Türk devletinin daha önce Rojava’ya karşı yürüttüğü savaş, başta Afrin olmak üzere,birçok toprak ve yerleşim yerlerini ilhakı sonucu zenginliği talan edip götürmüştür, Türk sofralarında Afrin zeytini yenilmektedir.
Bu beleş alınan avantaların bir kısmı, yandaş medya şirketlerine ve gazetecilere sus payı karşılığı bir kemik olarak atılmakta ve böylelikle onlarında TV programlarında iştah ve salyaları akmakta, vatanseverlik ve Kürd’e düşmanlıkta yarışmaktadırlar. Bu haftanın önde gelen flaş kemik severleri Mete Yarar, Nedim Şener ve Prof. Ersan Şen adındaki şahıslardır.

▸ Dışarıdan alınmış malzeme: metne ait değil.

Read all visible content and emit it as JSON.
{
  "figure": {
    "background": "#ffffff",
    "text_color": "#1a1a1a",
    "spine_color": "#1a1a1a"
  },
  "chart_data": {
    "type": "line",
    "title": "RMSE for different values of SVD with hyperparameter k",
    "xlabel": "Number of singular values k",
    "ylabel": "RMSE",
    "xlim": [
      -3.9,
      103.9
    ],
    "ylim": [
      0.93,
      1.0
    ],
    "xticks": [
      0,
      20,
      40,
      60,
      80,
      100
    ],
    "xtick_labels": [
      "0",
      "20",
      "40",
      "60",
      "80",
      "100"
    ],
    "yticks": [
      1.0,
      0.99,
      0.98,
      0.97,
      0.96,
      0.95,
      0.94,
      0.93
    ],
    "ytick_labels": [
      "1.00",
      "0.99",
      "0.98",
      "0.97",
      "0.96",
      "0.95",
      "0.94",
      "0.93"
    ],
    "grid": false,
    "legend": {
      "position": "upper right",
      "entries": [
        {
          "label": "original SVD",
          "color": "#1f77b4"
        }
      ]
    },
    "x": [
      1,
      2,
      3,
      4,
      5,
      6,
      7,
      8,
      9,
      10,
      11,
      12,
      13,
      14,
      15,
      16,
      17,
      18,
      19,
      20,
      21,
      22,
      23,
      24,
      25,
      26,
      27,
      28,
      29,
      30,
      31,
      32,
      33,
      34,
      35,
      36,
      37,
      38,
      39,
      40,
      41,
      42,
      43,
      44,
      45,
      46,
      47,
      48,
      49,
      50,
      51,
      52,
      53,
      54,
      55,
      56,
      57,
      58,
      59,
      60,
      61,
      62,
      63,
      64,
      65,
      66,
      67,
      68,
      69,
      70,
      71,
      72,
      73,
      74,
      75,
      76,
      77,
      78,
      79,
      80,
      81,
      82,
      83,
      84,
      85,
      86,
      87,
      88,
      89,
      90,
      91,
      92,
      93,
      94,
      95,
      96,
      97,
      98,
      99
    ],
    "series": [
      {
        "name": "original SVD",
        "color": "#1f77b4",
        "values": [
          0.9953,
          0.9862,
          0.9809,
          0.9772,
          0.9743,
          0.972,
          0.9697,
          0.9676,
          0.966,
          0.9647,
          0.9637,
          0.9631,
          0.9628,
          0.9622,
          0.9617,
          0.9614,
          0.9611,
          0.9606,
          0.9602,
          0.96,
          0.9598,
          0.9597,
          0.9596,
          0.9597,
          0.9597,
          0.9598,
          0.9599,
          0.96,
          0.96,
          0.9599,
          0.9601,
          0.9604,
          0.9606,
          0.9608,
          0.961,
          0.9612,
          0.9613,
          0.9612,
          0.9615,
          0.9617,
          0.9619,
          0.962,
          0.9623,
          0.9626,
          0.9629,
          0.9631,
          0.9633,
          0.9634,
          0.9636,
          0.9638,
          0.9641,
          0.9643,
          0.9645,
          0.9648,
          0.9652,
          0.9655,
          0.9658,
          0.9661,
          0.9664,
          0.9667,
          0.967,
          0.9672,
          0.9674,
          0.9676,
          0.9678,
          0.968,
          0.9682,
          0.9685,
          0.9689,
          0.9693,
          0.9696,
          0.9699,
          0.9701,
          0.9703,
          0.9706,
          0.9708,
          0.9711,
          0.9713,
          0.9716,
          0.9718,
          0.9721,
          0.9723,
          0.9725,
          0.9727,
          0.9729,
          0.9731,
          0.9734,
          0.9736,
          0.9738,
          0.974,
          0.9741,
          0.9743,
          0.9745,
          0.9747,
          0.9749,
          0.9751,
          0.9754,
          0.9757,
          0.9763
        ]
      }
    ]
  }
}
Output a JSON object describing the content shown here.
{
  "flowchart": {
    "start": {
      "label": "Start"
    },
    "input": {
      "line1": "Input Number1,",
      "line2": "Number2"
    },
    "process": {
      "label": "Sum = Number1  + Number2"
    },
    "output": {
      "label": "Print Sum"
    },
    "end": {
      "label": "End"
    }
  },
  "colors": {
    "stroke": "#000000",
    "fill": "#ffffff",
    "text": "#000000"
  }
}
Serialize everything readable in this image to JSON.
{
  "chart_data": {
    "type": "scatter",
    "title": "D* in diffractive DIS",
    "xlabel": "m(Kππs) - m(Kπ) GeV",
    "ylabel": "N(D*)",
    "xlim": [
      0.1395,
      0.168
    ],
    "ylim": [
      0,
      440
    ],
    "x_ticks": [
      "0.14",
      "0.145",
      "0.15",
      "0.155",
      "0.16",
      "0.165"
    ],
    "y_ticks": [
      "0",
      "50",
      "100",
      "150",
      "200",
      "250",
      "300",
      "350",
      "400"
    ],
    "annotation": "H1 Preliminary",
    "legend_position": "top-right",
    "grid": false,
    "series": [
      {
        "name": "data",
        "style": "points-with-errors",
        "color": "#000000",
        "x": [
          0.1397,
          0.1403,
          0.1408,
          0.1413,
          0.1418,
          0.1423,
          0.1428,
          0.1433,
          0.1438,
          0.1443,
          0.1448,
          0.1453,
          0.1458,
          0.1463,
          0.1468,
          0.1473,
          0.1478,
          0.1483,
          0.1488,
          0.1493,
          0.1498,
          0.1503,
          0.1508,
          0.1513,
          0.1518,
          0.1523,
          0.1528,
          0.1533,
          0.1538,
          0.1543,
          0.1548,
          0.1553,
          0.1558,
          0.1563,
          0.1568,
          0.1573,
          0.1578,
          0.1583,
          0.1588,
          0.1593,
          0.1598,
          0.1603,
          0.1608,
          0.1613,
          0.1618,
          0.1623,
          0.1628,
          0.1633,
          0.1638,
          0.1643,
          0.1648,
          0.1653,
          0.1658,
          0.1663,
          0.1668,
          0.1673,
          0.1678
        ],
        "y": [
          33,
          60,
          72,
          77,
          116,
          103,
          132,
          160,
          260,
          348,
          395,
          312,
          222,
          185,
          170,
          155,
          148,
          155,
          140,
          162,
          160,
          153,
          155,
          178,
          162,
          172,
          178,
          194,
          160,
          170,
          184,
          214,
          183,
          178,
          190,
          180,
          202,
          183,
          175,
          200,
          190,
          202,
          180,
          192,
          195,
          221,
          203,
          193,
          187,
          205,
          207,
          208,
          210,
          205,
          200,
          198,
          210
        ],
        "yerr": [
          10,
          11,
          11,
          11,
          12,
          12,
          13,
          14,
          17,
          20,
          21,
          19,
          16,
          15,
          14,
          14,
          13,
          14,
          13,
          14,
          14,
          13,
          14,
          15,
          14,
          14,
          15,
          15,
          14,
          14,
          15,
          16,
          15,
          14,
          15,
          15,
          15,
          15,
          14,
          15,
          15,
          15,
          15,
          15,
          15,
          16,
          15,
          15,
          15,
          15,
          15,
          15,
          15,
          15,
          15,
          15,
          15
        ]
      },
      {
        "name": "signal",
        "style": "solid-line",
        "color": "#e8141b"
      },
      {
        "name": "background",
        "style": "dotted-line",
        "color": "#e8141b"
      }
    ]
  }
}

Türk devleti, ABD’ den yeşil sinyal almak için bin bir takla atan ve aynı zamanda güçlerini sınırda hazır bulundurarak taviz koparma girişimlerini hızlandırmış bulunmaktadırlar.
NATO ve Rusya’ya blöf yapıp pazarlık sofrasında onlardan “rızalık” istemekte acele etmektedirler.
Türk devleti, sınır kapılarını gönüllü açarak milyonlarca Suriyeli göçmenin gelmesini sağlamıştır. Bu durum yapay sayılmayacak , bir ulusun, Türkiye’de hak sahibi olma kapısı aralanmıştır. Misaki-milli sınırları içinde T.C Anayasası'nın 3.Maddesi ihlal ederek, kendi elleri ile yeni bir Arap ulusunun doğmasına hamilik yapmışlardır. Geçte olsa bunu fark eden Türk devleti telaşlıdır. Önceleri BM,Avrupa Birliğin den para almak için onları potansiyel bir şantaj aracı olarak kullandılar.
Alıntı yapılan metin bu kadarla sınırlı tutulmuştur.